As With the Newspaper Sections of Old, There’s Much To Like in ‘Funny Pages’

Just like some comics, the film also contains occasional confrontational weirdness, but it’s an exhilarating watch and a worthy entry in the coming-of-age genre.

Via A24
Daniel Zolghadri in ‘Funny Pages.’ Via A24

“Funny Pages” opens this week, and if you’re looking to see something unconventional in both content and construction, then it just might be the ticket for you. A scene from “Poltergeist” comes to mind: when JoBeth Williams’s character asks her husband, played by Craig T. Nelson, to remember their days in college, when they were willing to try new things and were open to alternative experiences. In that spirit, “Funny Pages” is an exhilarating watch and, despite its occasionally confrontational weirdness, a worthy entry in the coming-of-age genre.
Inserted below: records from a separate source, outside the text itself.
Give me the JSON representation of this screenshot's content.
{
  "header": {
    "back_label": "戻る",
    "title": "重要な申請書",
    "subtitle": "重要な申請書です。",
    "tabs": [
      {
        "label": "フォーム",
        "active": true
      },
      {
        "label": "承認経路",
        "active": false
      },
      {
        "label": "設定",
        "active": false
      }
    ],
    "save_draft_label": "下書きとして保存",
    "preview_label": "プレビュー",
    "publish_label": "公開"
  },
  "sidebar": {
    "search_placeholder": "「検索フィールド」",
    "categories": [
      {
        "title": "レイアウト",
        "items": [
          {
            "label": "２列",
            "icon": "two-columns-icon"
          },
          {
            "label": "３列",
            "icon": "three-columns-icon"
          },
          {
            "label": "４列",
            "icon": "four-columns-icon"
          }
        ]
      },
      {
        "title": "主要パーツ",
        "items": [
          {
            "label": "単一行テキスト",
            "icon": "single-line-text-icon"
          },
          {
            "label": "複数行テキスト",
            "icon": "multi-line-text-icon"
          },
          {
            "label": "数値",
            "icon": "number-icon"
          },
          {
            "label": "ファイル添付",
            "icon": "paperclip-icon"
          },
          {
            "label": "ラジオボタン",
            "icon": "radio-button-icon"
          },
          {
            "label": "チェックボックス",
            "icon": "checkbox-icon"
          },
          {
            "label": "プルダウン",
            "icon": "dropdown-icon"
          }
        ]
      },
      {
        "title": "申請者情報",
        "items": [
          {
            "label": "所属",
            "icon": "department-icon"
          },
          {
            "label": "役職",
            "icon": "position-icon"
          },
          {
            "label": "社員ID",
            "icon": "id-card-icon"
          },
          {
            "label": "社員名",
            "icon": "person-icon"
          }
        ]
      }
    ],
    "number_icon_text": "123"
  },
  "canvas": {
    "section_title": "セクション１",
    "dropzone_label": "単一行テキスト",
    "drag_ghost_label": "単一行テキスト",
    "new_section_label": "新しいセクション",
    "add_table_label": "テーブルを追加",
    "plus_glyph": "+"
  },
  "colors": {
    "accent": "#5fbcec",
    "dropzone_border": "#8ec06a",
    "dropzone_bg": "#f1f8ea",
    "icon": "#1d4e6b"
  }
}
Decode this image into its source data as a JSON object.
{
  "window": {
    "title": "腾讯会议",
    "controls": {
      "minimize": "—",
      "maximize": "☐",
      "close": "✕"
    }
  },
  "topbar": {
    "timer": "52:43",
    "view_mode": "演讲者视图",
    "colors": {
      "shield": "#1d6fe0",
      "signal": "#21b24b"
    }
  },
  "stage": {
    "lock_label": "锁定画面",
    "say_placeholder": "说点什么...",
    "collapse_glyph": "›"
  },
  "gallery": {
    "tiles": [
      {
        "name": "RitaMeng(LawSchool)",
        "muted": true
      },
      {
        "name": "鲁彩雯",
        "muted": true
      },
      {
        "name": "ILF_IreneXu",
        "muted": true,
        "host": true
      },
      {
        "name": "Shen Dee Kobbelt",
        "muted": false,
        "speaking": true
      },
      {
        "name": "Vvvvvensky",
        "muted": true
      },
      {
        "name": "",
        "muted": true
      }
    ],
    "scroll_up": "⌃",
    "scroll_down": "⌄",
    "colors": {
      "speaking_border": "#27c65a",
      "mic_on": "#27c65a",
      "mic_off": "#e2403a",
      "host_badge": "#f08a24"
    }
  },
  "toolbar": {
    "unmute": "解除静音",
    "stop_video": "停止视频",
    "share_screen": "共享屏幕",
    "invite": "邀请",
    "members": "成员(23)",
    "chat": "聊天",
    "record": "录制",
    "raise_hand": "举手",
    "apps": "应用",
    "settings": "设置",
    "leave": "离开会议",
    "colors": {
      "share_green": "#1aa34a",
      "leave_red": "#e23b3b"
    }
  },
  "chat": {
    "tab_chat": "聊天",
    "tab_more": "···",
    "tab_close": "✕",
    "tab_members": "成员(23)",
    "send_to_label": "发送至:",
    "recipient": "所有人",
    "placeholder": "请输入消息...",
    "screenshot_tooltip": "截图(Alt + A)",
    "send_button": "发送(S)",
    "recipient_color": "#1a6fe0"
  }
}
Our hero is Robert, a precocious New Jersey high schooler whose art teacher dies at the start of the movie and who may blame himself for the death. Before the death, there’s an outrageous scene in which the teacher tries to get Robert to let loose the fetters of proper art craftsmanship. I doubt there will be a more shocking or hilarious opening to a movie this year.
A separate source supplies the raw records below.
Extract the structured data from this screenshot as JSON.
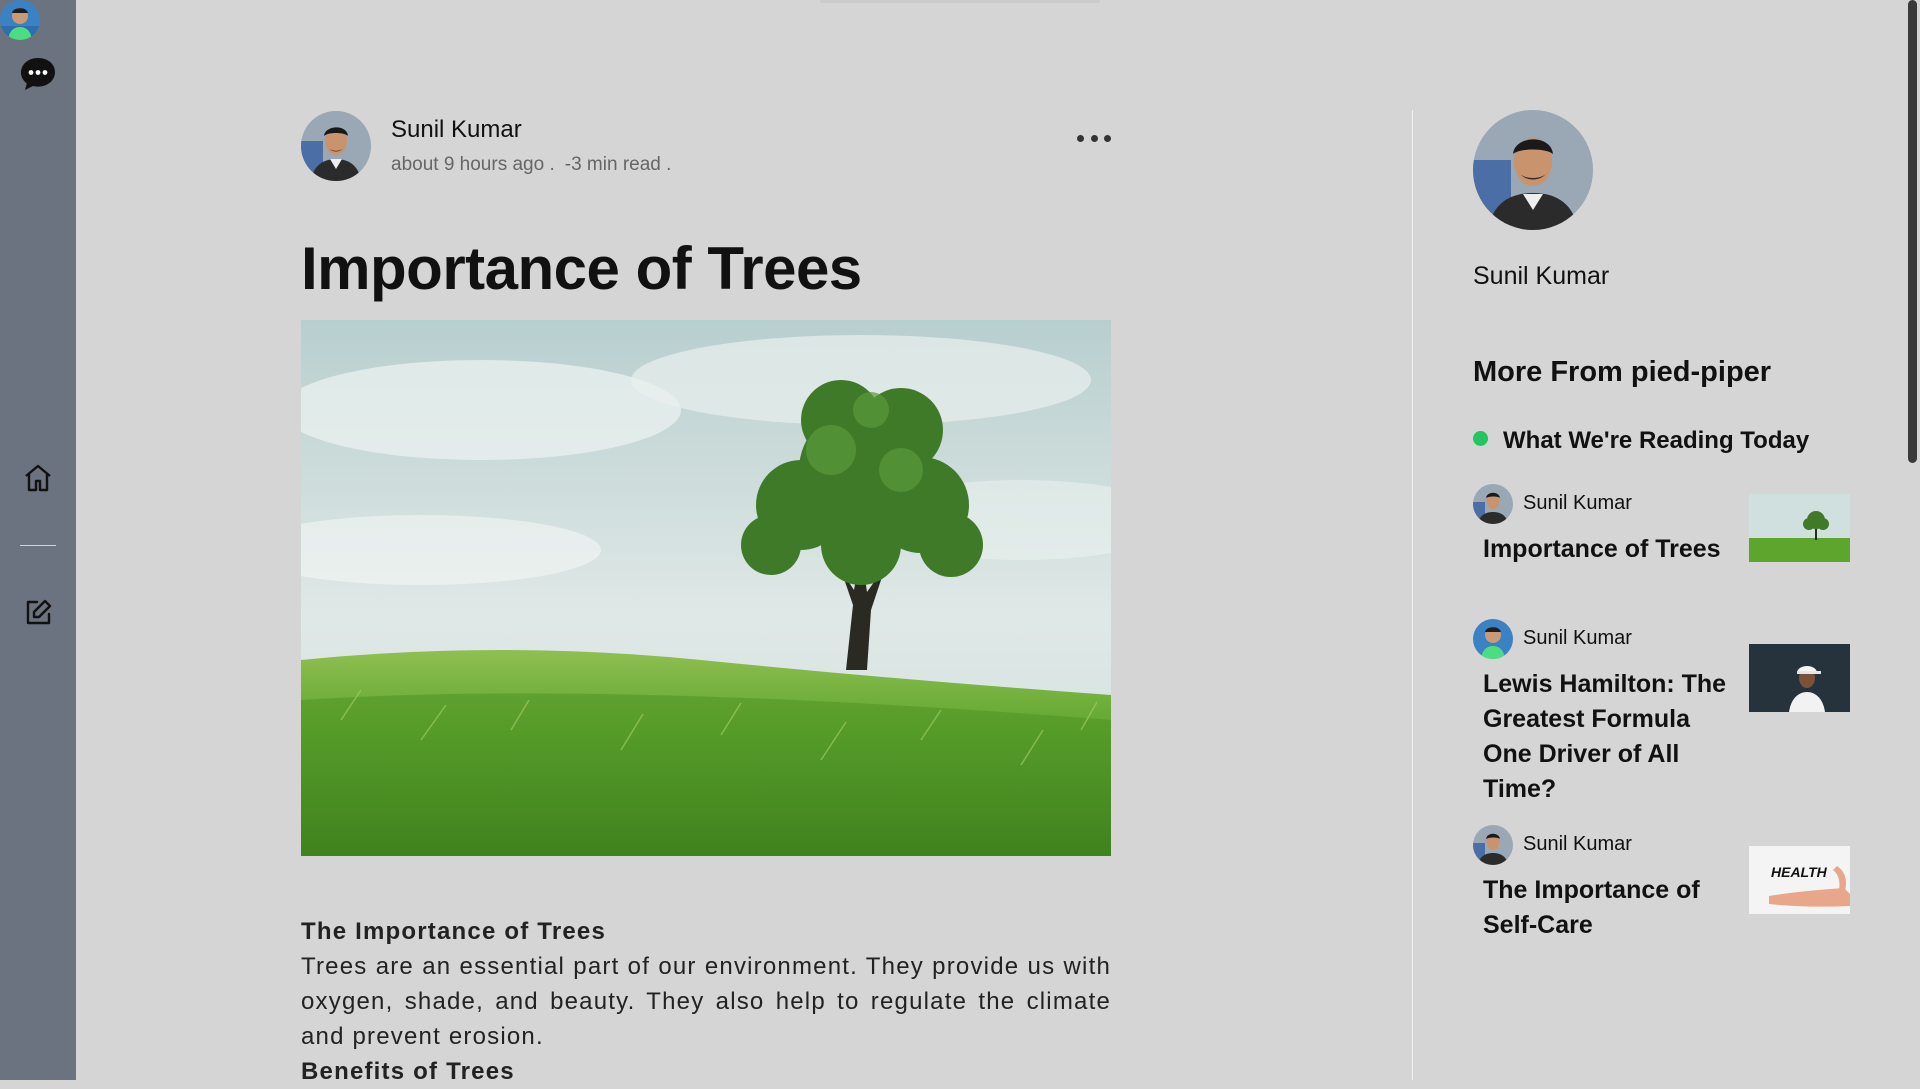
{
  "nav": {
    "icons": [
      "chat-icon",
      "home-icon",
      "edit-icon",
      "user-avatar"
    ]
  },
  "article": {
    "author": "Sunil Kumar",
    "time": "about 9 hours ago .",
    "read_time": "-3 min read .",
    "title": "Importance of Trees",
    "hero_alt": "Lone tree in a grass field",
    "sections": [
      {
        "heading": "The Importance of Trees",
        "text": "Trees are an essential part of our environment. They provide us with oxygen, shade, and beauty. They also help to regulate the climate and prevent erosion."
      },
      {
        "heading": "Benefits of Trees",
        "text": ""
      }
    ]
  },
  "sidebar": {
    "author": "Sunil Kumar",
    "more_from": "More From pied-piper",
    "reading_today": "What We're Reading Today",
    "accent": "#22c55e",
    "cards": [
      {
        "author": "Sunil Kumar",
        "title": "Importance of Trees"
      },
      {
        "author": "Sunil Kumar",
        "title": "Lewis Hamilton: The Greatest Formula One Driver of All Time?"
      },
      {
        "author": "Sunil Kumar",
        "title": "The Importance of Self-Care",
        "thumb_text": "HEALTH"
      }
    ]
  },
  "colors": {
    "background": "#d5d5d5",
    "rail": "#6b7280"
  }
}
His well-to-do parents try to reason with Robert after he informs them he won’t be returning to school to get his diploma, but he insists he can always get a GED and that art schools only care about his portfolio. Set in a diner, this discussion goes on for quite a few minutes, like many of the scenes. There’s a pace and rhythm to the movie that’s quite all its own, with conversations in particular never ending at points you think they might. 

After leaving school, Robert continues to work at a local comic book shop, gets a used car, starts another job working for a quirky public defender, and finds a shared apartment in the basement of an old house at Trenton. His roommates are two very odd middle-aged men who seem not to mind the immense heat emanating from the radiators, or the cramped living arrangements. My first thought was how much of a fire risk it was, since the space had just one entry and exit stairwell. But bourgeois comfort and safety concerns don’t enter into the mind of Robert, who bristles at the wealth and privilege of his parents and seeks a more subversive life. His constant sketching and drawing of comics also reflect this rebelliousness with its sexual gags and anatomical exaggerations.
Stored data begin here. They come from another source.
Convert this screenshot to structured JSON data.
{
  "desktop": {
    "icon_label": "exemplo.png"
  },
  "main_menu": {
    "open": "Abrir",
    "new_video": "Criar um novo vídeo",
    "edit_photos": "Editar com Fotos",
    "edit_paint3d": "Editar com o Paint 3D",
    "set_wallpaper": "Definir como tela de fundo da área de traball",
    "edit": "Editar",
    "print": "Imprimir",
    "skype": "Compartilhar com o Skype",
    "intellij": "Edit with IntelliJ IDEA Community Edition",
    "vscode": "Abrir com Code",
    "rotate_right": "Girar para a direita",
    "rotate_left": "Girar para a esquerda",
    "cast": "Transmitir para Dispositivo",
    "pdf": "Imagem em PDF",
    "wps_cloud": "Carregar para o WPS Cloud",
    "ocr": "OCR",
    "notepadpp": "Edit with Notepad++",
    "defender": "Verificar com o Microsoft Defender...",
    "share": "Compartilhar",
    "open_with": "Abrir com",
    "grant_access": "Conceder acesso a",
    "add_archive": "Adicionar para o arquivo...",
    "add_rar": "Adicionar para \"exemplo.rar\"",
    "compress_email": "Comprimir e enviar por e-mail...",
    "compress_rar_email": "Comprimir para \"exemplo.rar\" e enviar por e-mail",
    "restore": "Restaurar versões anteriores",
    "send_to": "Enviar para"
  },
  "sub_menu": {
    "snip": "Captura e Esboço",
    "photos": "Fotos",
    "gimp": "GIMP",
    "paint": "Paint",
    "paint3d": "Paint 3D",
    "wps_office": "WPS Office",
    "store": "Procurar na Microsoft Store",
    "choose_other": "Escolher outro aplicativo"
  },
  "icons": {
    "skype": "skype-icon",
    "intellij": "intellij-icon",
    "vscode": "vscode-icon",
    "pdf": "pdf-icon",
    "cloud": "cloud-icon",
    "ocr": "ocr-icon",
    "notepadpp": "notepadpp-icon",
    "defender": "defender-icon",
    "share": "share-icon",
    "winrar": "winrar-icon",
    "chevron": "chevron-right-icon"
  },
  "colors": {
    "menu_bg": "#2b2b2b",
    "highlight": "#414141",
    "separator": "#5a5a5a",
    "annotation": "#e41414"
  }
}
It’s at this point that Robert meets Wallace, who’s being questioned in the office of the civic attorney about an incident at a drugstore. Wallace is another intensely unusual, even disturbed, middle-aged man, but Robert wants to get to know him because he used to work in the comic book industry. Thus the movie shifts into another gear as high jinks ensue during their interactions.

Owen Kline directs “Funny Pages” with an eye for detail, but sometimes the extreme closeups and focus on the grotesque get tiresome, even in a movie that runs less than 90 minutes. As the son of actors Kevin Kline and Phoebe Cates, he might be expected to handle actors well, and sure enough this is where he truly excels. From the main roles to the bit parts, none of the actors resort to campiness or irony despite the outré nature of some of the characterizations.  

As Robert, Daniel Zolghadri exhibits all the qualities of a talented, bratty teenager looking to break free from his pampered homelife: arrogance, curiosity, naivety, and gumption. Miles Emanuel plays Robert’s acne-ridden, nerdy best friend Miles, and his performance breaks one’s heart with its sensitivity and teenage veracity. 

Near the end, Miles asks several times after being confronted with Wallace’s disdain for the two friends’ crudely designed comics “Is form more important than soul?” The question could be put to the movie itself, and the answer would be that what it may lack in structure and style, it more than makes up for in personality and soul.